Principal Investigator Bradley Olsen
Project Website http://cheme.scripts.mit.edu/olsenlab/research/bcpsa
Self-assembly of globular protein-polymer diblock copolymers provides a direct route towards nanopatterning proteins and enzymes at high densities while also preserving high levels of protein activity. By effectively nanopatterning proteins, this technique has the potential to aid in the fabrication of a variety of highly efficient biocatalytic, bioelectronic and biosensor devices. Our block copolymers are synthesized by covalently attaching a single monodisperse polymer to each protein molecule using site-specific chemistry. Self-assembly of these materials is typically induced through solvent evaporation. We utilize a combination of scattering and microscopy techniques to investigate the resulting self-assembled nanostructures in solution, bulk, and thin film samples. The phase behavior of these materials is studied as a function of relative polymer volume fraction, block copolymer concentration in solution, and temperature resulting in a rich variety of structures including cylinders, lamellae, perforated lamellae and disordered micelles.

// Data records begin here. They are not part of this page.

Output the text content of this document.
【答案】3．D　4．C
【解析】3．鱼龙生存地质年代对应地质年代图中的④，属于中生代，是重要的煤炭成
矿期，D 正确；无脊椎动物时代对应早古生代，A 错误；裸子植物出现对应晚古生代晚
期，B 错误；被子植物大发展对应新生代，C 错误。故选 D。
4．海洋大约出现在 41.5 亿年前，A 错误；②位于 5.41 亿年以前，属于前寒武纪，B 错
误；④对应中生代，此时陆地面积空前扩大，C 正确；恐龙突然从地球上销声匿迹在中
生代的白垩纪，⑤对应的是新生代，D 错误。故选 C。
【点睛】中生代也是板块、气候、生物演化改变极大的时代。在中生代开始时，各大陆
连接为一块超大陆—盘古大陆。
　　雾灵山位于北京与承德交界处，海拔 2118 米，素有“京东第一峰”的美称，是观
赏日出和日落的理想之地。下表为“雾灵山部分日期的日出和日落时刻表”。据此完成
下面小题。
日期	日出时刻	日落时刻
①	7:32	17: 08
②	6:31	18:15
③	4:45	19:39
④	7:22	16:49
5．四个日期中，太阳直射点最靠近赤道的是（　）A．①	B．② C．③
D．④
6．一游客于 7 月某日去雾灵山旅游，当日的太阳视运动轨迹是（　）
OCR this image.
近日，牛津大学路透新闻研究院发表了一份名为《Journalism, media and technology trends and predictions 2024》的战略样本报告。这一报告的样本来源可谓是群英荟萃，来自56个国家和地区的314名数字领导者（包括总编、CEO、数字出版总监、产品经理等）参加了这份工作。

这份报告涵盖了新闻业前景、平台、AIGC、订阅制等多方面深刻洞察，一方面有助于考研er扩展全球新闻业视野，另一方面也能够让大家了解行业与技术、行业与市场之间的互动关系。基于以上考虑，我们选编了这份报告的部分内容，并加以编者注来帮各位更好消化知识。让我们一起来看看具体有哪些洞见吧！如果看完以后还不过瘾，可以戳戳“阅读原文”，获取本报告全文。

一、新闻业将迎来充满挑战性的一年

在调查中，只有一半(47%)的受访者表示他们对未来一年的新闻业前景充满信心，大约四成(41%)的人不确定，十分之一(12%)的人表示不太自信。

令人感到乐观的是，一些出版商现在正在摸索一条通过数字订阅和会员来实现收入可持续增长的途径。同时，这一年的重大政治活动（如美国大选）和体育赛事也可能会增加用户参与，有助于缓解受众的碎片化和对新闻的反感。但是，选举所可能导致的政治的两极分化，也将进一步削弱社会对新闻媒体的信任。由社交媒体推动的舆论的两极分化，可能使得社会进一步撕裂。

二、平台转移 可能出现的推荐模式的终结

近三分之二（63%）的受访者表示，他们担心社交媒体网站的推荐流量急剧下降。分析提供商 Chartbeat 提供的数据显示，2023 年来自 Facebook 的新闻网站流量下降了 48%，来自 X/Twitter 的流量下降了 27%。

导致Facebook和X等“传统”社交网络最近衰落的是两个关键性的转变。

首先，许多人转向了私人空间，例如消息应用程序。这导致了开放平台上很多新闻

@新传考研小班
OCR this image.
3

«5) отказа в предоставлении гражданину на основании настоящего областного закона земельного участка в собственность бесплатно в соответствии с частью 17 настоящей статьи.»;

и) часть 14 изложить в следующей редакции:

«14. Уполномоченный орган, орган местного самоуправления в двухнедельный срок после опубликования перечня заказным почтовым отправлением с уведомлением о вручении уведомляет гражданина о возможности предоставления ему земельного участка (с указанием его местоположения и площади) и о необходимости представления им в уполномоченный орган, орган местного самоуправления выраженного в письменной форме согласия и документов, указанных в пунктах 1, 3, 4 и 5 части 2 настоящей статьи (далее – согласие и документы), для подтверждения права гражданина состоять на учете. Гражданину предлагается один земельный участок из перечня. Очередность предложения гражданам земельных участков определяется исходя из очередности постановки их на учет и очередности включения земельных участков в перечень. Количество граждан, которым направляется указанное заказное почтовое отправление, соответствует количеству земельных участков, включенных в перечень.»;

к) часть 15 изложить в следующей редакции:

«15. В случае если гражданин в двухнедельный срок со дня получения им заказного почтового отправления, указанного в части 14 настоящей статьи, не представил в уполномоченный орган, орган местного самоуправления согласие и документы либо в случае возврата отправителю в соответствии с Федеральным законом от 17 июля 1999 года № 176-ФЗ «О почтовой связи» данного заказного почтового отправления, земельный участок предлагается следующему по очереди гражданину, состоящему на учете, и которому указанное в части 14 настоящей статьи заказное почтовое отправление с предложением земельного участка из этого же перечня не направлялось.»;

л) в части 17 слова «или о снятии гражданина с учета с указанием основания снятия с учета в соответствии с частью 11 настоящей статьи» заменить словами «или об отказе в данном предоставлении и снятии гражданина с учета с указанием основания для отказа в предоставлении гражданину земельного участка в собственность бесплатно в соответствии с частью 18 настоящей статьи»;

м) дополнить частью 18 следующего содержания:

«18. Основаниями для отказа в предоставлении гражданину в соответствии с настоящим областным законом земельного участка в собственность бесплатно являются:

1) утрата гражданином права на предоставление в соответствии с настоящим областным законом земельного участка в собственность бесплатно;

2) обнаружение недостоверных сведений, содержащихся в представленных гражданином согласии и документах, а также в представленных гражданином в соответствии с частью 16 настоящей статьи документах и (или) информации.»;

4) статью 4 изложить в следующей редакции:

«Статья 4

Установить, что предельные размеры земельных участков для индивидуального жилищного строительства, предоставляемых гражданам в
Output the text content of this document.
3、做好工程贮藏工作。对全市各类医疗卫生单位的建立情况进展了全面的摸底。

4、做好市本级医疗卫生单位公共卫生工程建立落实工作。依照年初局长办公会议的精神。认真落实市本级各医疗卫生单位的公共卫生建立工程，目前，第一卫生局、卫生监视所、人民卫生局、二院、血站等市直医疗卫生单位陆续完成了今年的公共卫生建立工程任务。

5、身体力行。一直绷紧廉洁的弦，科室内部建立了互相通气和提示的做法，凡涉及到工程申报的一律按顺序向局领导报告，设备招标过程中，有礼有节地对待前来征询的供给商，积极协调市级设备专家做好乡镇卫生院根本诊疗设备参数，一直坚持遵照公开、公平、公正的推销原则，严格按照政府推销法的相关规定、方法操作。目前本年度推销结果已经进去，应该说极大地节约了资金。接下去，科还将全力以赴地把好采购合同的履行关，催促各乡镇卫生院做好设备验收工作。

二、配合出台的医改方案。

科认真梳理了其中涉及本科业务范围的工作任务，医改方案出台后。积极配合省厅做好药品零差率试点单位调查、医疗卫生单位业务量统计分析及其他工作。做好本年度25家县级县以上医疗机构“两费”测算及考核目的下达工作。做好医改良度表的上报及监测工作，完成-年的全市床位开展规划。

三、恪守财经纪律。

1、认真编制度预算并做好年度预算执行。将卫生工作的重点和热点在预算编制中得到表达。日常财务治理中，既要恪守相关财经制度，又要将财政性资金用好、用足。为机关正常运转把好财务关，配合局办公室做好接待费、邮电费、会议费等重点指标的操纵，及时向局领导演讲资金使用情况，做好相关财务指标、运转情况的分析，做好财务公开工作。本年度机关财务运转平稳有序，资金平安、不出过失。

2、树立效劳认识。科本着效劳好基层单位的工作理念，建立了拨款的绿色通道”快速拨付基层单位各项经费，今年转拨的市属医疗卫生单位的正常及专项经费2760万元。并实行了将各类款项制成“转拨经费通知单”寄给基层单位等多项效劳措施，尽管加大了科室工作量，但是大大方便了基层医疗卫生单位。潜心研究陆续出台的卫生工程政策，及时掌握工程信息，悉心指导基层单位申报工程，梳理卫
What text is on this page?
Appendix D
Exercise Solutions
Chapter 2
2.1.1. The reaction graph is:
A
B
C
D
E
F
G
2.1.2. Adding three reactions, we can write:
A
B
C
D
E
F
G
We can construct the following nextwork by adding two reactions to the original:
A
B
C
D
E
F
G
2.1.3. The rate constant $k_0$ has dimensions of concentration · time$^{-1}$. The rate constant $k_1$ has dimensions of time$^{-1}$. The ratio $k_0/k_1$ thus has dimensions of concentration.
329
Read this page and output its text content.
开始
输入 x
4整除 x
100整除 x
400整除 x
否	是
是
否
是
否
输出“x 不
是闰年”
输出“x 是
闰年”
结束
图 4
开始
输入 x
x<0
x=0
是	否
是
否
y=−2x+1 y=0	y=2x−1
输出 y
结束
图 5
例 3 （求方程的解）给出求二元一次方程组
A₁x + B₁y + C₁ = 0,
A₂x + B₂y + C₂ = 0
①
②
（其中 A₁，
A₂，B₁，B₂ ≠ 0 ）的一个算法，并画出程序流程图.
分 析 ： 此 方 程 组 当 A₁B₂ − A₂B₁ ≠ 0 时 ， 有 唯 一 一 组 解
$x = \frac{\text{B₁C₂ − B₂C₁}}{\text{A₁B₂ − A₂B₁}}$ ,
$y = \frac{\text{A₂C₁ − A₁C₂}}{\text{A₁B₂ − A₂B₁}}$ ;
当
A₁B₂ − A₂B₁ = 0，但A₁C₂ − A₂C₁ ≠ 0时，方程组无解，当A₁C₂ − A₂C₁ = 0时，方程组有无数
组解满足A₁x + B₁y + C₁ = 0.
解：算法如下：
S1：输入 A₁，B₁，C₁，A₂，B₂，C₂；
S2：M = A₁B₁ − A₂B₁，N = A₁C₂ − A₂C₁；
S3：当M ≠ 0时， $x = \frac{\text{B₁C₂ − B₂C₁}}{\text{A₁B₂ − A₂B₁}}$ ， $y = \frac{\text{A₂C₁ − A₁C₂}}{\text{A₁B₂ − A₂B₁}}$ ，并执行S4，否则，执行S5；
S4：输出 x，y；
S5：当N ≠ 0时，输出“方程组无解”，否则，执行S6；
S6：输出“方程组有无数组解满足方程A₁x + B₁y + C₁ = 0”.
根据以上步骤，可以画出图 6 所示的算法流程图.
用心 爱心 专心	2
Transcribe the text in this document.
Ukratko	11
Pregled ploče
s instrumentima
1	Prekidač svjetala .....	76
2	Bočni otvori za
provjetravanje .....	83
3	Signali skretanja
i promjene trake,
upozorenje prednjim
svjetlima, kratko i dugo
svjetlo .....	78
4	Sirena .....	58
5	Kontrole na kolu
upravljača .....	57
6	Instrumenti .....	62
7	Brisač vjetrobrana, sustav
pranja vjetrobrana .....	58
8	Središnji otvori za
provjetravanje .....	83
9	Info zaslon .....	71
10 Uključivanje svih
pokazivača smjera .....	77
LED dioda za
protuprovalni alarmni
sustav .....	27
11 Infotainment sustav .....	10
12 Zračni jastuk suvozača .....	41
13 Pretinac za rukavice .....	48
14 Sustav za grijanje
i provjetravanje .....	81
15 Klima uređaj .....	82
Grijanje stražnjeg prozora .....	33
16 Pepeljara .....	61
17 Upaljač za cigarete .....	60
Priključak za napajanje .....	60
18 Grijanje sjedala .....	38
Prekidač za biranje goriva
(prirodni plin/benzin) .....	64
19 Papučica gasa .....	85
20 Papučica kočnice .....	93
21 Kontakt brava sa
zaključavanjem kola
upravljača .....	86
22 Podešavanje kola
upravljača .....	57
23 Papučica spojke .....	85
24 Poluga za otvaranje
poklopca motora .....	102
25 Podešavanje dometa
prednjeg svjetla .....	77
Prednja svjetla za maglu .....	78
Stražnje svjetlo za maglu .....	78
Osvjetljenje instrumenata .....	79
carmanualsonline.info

Within this project area, we are continually exploring the incorporation of new enzymes and polymers into our materials to demonstrate the utility of this approach for nanopatterning a wide range of commercial and scientific applications. In fact, the range of potential applications is limited only by the number of different enzymatically catalyzed reactions. By tuning the chemistry of the polymer block, control may be achieved over the type of nanostructure formed and transport properties through materials can potentially be engineered. While the incorporation of new proteins or polymers will expand the functionality of such devices, it will also alter the solvent mediated interactions driving self-assembly. We are interested in exploring such effects as protein surface chemistry and protein shape on the self-assembly behavior of these types of materials and on developing thermodynamic models for the complex self-assembly process in protein-polymer conjugates.